Professional ratings
Aggregate scores
| Source | Rating |
| AnyDecentMusic? | 4.6/10 |
| Metacritic | 44/100 |
Review scores
| Source | Rating |
| AllMusic | Star |
| The Independent | Star |
| NME | Star |
| Pitchfork | 3.0/10 |
| RapReviews | 6.5/10 |
| Slant Magazine | Star Half star |
| XXL | L (3/5) |

==Commercial performance==
Skins debuted at number one on the US Billboard 200 with 132,000 album-equivalent units, of which 52,000 were pure album sales. It is XXXTentacion's second US number-one album. The album charted on the US Billboard 200 for 18 weeks before leaving the chart.
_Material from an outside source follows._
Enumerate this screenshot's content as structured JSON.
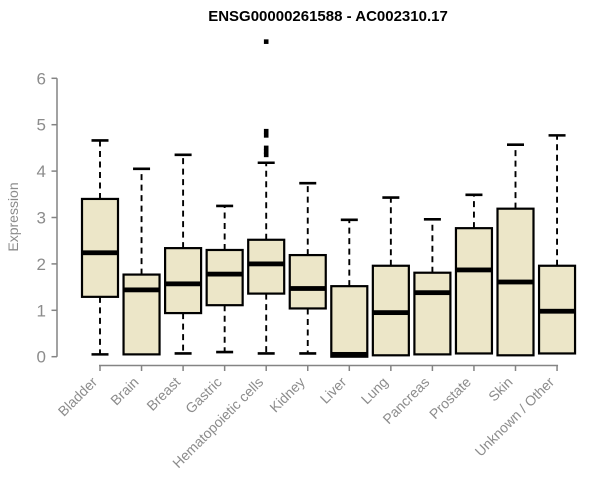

The album has been certified gold by the Recording Industry Association of America (RIAA) for sales of 500,000 units in the US.

==Track listing==
Credits adapted from Tidal.

Notes
- "Guardian Angel", "Train Food" and "I Don't Let Go" are stylized in sentence case. (e.g. "Train Food" = "Train food")
- "Whoa (Mind in Awe)", "Difference (Interlude)" and "What Are You So Afraid Of" are stylized in lowercase.
- "Bad!" and "Staring at the Sky" are stylized in uppercase.
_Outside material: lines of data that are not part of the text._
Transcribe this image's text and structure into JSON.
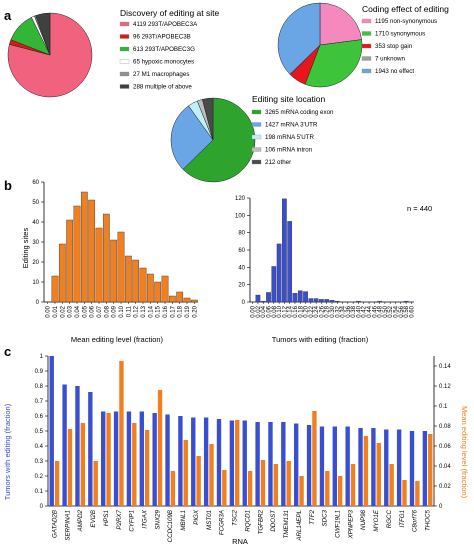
{
  "panel_labels": {
    "a": "a",
    "b": "b",
    "c": "c"
  },
  "chart_data": [
    {
      "type": "pie",
      "title": "Discovery of editing at site",
      "slices": [
        {
          "label": "4119 293T/APOBEC3A",
          "value": 4119,
          "color": "#f0627d"
        },
        {
          "label": "96 293T/APOBEC3B",
          "value": 96,
          "color": "#d7191c"
        },
        {
          "label": "613 293T/APOBEC3G",
          "value": 613,
          "color": "#33b536"
        },
        {
          "label": "65 hypoxic monocytes",
          "value": 65,
          "color": "#ffffff"
        },
        {
          "label": "27 M1 macrophages",
          "value": 27,
          "color": "#8f8f8f"
        },
        {
          "label": "288 multiple of above",
          "value": 288,
          "color": "#404040"
        }
      ]
    },
    {
      "type": "pie",
      "title": "Coding effect of editing",
      "slices": [
        {
          "label": "1195 non-synonymous",
          "value": 1195,
          "color": "#f589bd"
        },
        {
          "label": "1710 synonymous",
          "value": 1710,
          "color": "#3ec43a"
        },
        {
          "label": "353 stop gain",
          "value": 353,
          "color": "#e8151b"
        },
        {
          "label": "7 unknown",
          "value": 7,
          "color": "#9e9e9e"
        },
        {
          "label": "1943 no effect",
          "value": 1943,
          "color": "#6aa5e6"
        }
      ]
    },
    {
      "type": "pie",
      "title": "Editing site location",
      "slices": [
        {
          "label": "3265 mRNA coding exon",
          "value": 3265,
          "color": "#2ea32e"
        },
        {
          "label": "1427 mRNA 3'UTR",
          "value": 1427,
          "color": "#6aa5e6"
        },
        {
          "label": "198 mRNA 5'UTR",
          "value": 198,
          "color": "#bff0fa"
        },
        {
          "label": "106 mRNA intron",
          "value": 106,
          "color": "#bdbdbd"
        },
        {
          "label": "212 other",
          "value": 212,
          "color": "#4a4a4a"
        }
      ]
    },
    {
      "type": "bar",
      "ylabel": "Editing sites",
      "xlabel": "Mean editing level (fraction)",
      "ylim": [
        0,
        60
      ],
      "yticks": [
        0,
        10,
        20,
        30,
        40,
        50,
        60
      ],
      "color": "#f07f1f",
      "categories": [
        "0.00",
        "0.01",
        "0.02",
        "0.03",
        "0.04",
        "0.05",
        "0.06",
        "0.07",
        "0.08",
        "0.09",
        "0.10",
        "0.11",
        "0.12",
        "0.13",
        "0.14",
        "0.15",
        "0.16",
        "0.17",
        "0.18",
        "0.19",
        "0.20"
      ],
      "values": [
        0,
        13,
        29,
        41,
        48,
        55,
        51,
        37,
        44,
        31,
        35,
        23,
        21,
        17,
        14,
        10,
        13,
        3,
        5,
        2,
        1
      ]
    },
    {
      "type": "bar",
      "annotation": "n = 440",
      "xlabel": "Tumors with editing (fraction)",
      "ylim": [
        0,
        120
      ],
      "yticks": [
        0,
        20,
        40,
        60,
        80,
        100,
        120
      ],
      "color": "#3a4fd0",
      "categories": [
        "0.00",
        "0.02",
        "0.04",
        "0.06",
        "0.08",
        "0.10",
        "0.12",
        "0.14",
        "0.16",
        "0.18",
        "0.20",
        "0.22",
        "0.24",
        "0.26",
        "0.28",
        "0.30",
        "0.32",
        "0.34",
        "0.36",
        "0.38",
        "0.40",
        "0.42",
        "0.44",
        "0.46",
        "0.48",
        "0.50",
        "0.52",
        "0.54",
        "0.56",
        "0.58",
        "0.60"
      ],
      "values": [
        0,
        8,
        1,
        11,
        41,
        67,
        119,
        93,
        10,
        13,
        12,
        4,
        4,
        3,
        3,
        2,
        1,
        0,
        0,
        0,
        1,
        0,
        0,
        0,
        1,
        0,
        0,
        0,
        0,
        1,
        0
      ]
    },
    {
      "type": "bar",
      "xlabel": "RNA",
      "ylabel": "Tumors with editing (fraction)",
      "y2label": "Mean editing level (fraction)",
      "ylim": [
        0,
        1.0
      ],
      "yticks": [
        0,
        0.1,
        0.2,
        0.3,
        0.4,
        0.5,
        0.6,
        0.7,
        0.8,
        0.9,
        1.0
      ],
      "y2lim": [
        0,
        0.15
      ],
      "y2ticks": [
        0,
        0.02,
        0.04,
        0.06,
        0.08,
        0.1,
        0.12,
        0.14
      ],
      "categories": [
        "GATAD2B",
        "SERPINA1",
        "AMPD2",
        "EVI2B",
        "HPS1",
        "P2RX7",
        "CYFIP1",
        "ITGAX",
        "SNX29",
        "CCDC109B",
        "MBNL1",
        "PIGX",
        "MST01",
        "FCGR3A",
        "TSC2",
        "RQCD1",
        "TGFBR2",
        "DDOST",
        "TMEM131",
        "ARL14EPL",
        "TTF2",
        "SDC3",
        "CWF19L1",
        "XPNPEP3",
        "NUP98",
        "MYO1E",
        "RGCC",
        "ITFG1",
        "C8orf76",
        "THOC5"
      ],
      "series": [
        {
          "name": "Tumors with editing (fraction)",
          "color": "#3a4fd0",
          "values": [
            1.0,
            0.81,
            0.8,
            0.76,
            0.63,
            0.63,
            0.63,
            0.63,
            0.62,
            0.61,
            0.6,
            0.59,
            0.59,
            0.58,
            0.57,
            0.57,
            0.56,
            0.56,
            0.56,
            0.55,
            0.54,
            0.53,
            0.53,
            0.53,
            0.52,
            0.52,
            0.51,
            0.51,
            0.5,
            0.5
          ]
        },
        {
          "name": "Mean editing level (fraction)",
          "color": "#f07f1f",
          "values": [
            0.045,
            0.077,
            0.083,
            0.045,
            0.093,
            0.145,
            0.083,
            0.076,
            0.116,
            0.035,
            0.066,
            0.05,
            0.062,
            0.036,
            0.086,
            0.035,
            0.046,
            0.042,
            0.045,
            0.03,
            0.095,
            0.035,
            0.03,
            0.042,
            0.07,
            0.063,
            0.042,
            0.026,
            0.025,
            0.072
          ]
        }
      ]
    }
  ]
}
| No. | Title | Writer(s) | Producer(s) | Length |
|---|---|---|---|---|
| 1. | "Introduction" | Jahseh Onfroy | XXXTentacion | 0:31 |
| 2. | "Guardian Angel" | Onfroy; Ciara Simms; | Potsu; XXXTentacion; | 1:48 |
| 3. | "Train Food" | Onfroy; John Cunningham; | Cunningham; XXXTentacion; | 2:44 |
| 4. | "Whoa (Mind in Awe)" | Onfroy; Cunningham; Robert Soukiasyan; | Cunningham | 2:37 |
| 5. | "Bad!" | Onfroy; Cunningham; Soukiasyan; | Cunningham; Soukiasyan; | 1:34 |
| 6. | "Staring at the Sky" | Onfroy; Cunningham; | Cunningham; XXXTentacion; | 1:25 |
| 7. | "One Minute" (featuring Kanye West and Travis Barker) | Onfroy; Cunningham; Travis Barker; Kanye West; | Cunningham | 3:17 |
| 8. | "Difference (Interlude)" | Onfroy; Cunningham; | Cunningham | 1:16 |
| 9. | "I Don't Let Go" | Onfroy; Cunningham; Kevin Gomringer; Tim Gomringer; | Cunningham; Cubeatz; | 2:01 |
| 10. | "What Are You So Afraid Of" | Onfroy; Cunningham; Soukiasyan; | Cunningham; Soukiasyan; | 2:31 |
| Total length: |  |  |  | 19:44 |

==Personnel==
- XXXTentacion – vocals, composition, engineering, executive production, production
- Kanye West – composition, vocals
- Travis Barker – composition, drums
- John Cunningham – bass, composition, drums, engineering, executive production, guitar, mixing, piano, production, programming
- Cubeatz – composition
- Koen Heldens – mixing
- Brandon Brown – mixing assistance
- Dave Kutch – mastering
- Kevin Peterson – mastering assistance
- C. Nicole Simms – composition
- Robbie Soukiasyan – additional production, composition, engineering, guitar, keyboards, mixing, piano, production

==Charts==

===Weekly charts===

| Chart (2018) | Peak position |
|---|---|
| Australian Albums (ARIA) | 8 |
| Austrian Albums (Ö3 Austria) | 10 |
| Belgian Albums (Ultratop Flanders) | 15 |
| Belgian Albums (Ultratop Wallonia) | 50 |
| Canadian Albums (Billboard) | 4 |
| Danish Albums (Hitlisten) | 5 |
| Estonian Albums (IFPI) | 1 |
| Dutch Albums (Album Top 100) | 3 |
| Finnish Albums (Suomen virallinen lista) | 2 |
| French Albums (SNEP) | 53 |
| Irish Albums (IRMA) | 9 |
| Italian Albums (FIMI) | 25 |
| Latvian Albums (LAIPA) | 1 |
| Lithuanian Albums (AGATA) | 1 |
| New Zealand Albums (RMNZ) | 5 |
| Norwegian Albums (VG-lista) | 1 |
| Swedish Albums (Sverigetopplistan) | 1 |
| Swiss Albums (Schweizer Hitparade) | 36 |
| UK Albums (Official Charts) | 29 |
| US Billboard 200 | 1 |
| US Top R&B/Hip-Hop Albums (Billboard) | 1 |

===Year-end charts===

| Chart (2019) | Position |
|---|---|
| US Billboard 200 | 133 |
| US Top R&B/Hip-Hop Albums (Billboard) | 61 |

==Certifications==

| Region | Certification | Certified units/sales |
| Denmark (IFPI Danmark) | Gold | 10,000^{‡} |
| United Kingdom (BPI) | Silver | 60,000^{‡} |
| United States (RIAA) | Gold | 500,000^{‡} |
^{‡} Sales+streaming figures based on certification alone.